El Rio was a fitting location as she announced her previous candidacy, a run for state senate in 2021, at the same location. While that campaign fell short, it also helped Fielder build the momentum needed to sustain a grassroots candidate in a city like San Francisco. Fielder outlined the differences between the two campaigns, highlighting how this run affects constituents in a more direct way. 

“This is very different, in that it is on specific neighborhood issues and deep in the weeds on how policy actually affects people’s lives in a city that has massive wealth inequality and multiple crises,” she said. 

Despite the differences, Fielder remains committed to the values that brought her to politics in the first place. 
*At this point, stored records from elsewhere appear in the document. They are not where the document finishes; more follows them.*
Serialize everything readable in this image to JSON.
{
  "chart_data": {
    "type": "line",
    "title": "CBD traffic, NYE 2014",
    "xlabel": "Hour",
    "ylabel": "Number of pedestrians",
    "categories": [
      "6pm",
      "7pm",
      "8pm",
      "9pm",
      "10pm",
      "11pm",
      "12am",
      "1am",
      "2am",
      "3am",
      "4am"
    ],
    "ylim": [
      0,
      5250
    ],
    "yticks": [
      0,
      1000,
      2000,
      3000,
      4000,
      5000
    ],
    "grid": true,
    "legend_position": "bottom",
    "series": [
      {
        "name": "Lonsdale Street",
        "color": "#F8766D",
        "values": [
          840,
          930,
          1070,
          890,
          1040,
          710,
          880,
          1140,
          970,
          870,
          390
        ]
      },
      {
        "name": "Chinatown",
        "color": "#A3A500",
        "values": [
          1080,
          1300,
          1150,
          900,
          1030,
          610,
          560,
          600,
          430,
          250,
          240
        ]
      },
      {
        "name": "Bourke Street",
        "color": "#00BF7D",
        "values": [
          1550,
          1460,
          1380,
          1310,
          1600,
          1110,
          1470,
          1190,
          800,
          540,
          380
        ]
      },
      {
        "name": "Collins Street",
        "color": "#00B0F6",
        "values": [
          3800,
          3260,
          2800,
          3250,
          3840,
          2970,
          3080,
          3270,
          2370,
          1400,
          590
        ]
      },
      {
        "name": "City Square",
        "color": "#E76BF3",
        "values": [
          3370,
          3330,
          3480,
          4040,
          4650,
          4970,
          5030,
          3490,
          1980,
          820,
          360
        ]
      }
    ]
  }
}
“I still have the same values, I believe housing is a human right, healthcare is a human right. I believe no city with 73 billionaires should have 2,300 homeless SFUSD students. I think that the problems are complex and some of the solutions are simple, but they’ve been heavily politicized,” she said.
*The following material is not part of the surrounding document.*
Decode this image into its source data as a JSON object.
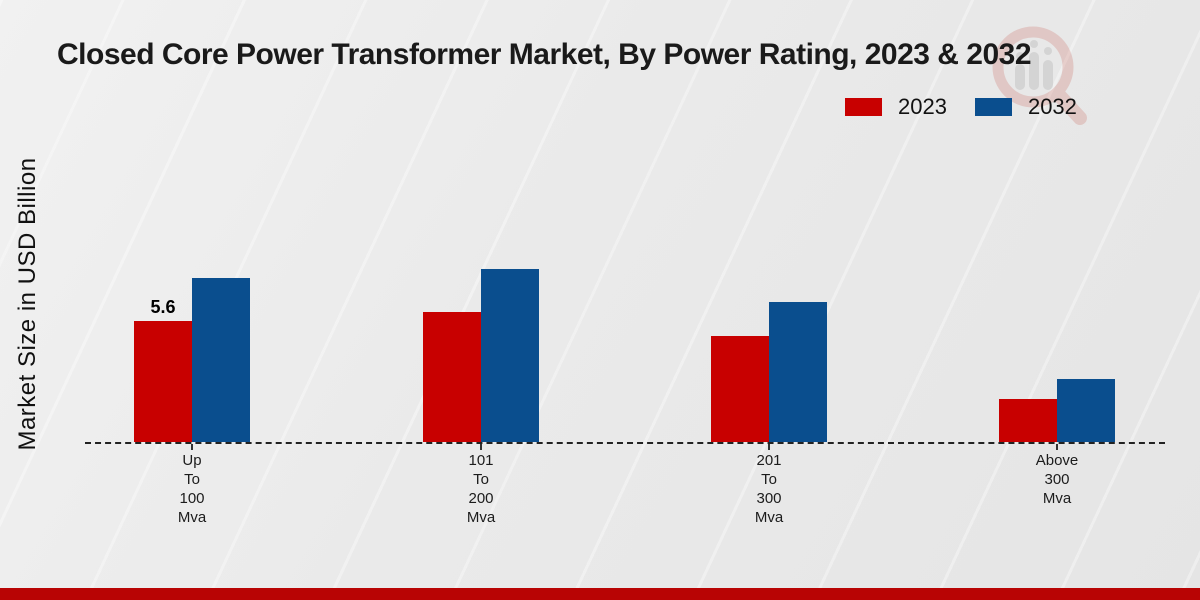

Fielder aims to break through that politicization, that stigmatization, that subjugation with the grassroots power of the hundreds of San Franciscans who support her. Fielder’s speech on the El Rio patio Tuesday evening eloquently walked the crowd through her upbringing in Southern California, her families’ tribulations, her time at Stanford in which she received two degrees in four years and her time on the front lines fighting against the development of the Dakota Access Pipeline.

The return from the snowy plains of the Standing Rock Reservation brought her life into new focus. She returned from the experience with an unwavering dedication to justice and a determination to make working people’s lives more equitable. It was a call for her to get more involved.

And she did just that. 

She and other volunteers founded the San Francisco Public Bank Coalition in 2017 which, after a series of task forces and legislative hurdles, successfully helped pass the monumental legislative achievement of getting a public municipal bank greenlit in the country’s tech capital. 
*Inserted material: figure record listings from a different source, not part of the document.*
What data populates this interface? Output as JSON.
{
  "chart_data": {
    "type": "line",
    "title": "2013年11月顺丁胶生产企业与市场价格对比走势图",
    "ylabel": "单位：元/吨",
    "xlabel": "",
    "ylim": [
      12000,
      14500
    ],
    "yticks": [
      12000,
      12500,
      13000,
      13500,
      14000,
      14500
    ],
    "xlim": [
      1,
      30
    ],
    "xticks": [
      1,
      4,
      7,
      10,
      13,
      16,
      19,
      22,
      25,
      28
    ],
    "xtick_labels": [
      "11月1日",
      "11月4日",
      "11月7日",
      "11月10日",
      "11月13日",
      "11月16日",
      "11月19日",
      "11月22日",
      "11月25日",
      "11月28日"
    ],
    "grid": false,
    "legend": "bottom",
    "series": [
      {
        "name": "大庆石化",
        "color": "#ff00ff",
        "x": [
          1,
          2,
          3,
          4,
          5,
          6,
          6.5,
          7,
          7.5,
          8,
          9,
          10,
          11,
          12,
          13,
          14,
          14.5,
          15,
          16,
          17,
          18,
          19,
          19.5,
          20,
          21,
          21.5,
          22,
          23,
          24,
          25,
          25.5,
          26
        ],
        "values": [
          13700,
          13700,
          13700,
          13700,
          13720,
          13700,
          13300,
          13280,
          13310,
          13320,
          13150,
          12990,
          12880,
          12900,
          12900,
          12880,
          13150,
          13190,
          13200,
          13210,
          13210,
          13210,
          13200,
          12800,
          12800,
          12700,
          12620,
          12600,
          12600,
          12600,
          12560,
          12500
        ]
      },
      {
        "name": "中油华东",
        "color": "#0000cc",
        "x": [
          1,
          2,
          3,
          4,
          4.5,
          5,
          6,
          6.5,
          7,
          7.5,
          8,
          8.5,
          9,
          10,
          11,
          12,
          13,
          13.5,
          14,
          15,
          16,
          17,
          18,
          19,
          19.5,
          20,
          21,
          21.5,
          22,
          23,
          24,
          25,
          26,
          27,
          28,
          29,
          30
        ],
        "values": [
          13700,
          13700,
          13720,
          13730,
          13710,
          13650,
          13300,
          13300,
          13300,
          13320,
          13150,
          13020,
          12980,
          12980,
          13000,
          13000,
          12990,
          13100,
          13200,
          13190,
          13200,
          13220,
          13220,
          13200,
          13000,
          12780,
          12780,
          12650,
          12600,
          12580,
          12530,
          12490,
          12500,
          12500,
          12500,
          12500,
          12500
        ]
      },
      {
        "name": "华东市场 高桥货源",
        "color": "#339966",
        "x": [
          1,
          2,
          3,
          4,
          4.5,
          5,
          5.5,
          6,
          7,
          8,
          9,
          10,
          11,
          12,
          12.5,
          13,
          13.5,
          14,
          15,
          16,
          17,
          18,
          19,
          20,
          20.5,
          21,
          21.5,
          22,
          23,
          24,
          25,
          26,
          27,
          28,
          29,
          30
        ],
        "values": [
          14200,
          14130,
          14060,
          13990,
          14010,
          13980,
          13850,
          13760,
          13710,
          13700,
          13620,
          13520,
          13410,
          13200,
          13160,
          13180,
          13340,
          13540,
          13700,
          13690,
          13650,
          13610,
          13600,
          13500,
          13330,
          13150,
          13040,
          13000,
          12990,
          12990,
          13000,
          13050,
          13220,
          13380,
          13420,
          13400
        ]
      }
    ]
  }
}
Jackie Fielder, the Indigenous organizer who helped bring the public bank movement to fruition in the City, kicks off her campaign for District 9 Supervisor on Oct. 24 at El Rio in San Francisco’s Mission District. Photo: Andrew Brobst

“We need a public bank for small businesses, affordable housing financing and of course renewable energy projects,” Fielder told El Tecolote. 

It’s difficult to overstate the potential this presents for the workers of San Francisco, for whom the City’s $13 billion annual budget has never been available. It would allow small businesses to thrive without being subject to predatory lending tactics. It would allow people to keep their houses in the face of financial hardship. It would move the City away from the detrimental fossil fuel and defense investments of companies like CitiBank and Wells Fargo. 

Fielder looked at other cities in the country for a model of how to handle San Francisco’s crises in a way that doesn’t criminalize or stigmatize underserved populations. 

“One example is Houston, which figured out how to reduce their homelessness population by a significant percentage by adopting a housing first model,” she said. 

Houston is a particularly glaring example as the city housed in a deep red state reduced its homeless population by 64 percent over the past 12 years, and 17 percent in the past year alone. 

San Francisco is an influential stop on the state and national Democratic highway. There’s money in these hills and every Democrat knows how tough it is to get elected without some of it. 

That money, and its influence on the City’s politics, is one of the key sticking points of Fielder’s campaign, as she rejects big donors and Wall Street money. Despite how difficult it may be, she’s ready for the challenge. 

“I’ve never been someone to back down from something because it’s hard.”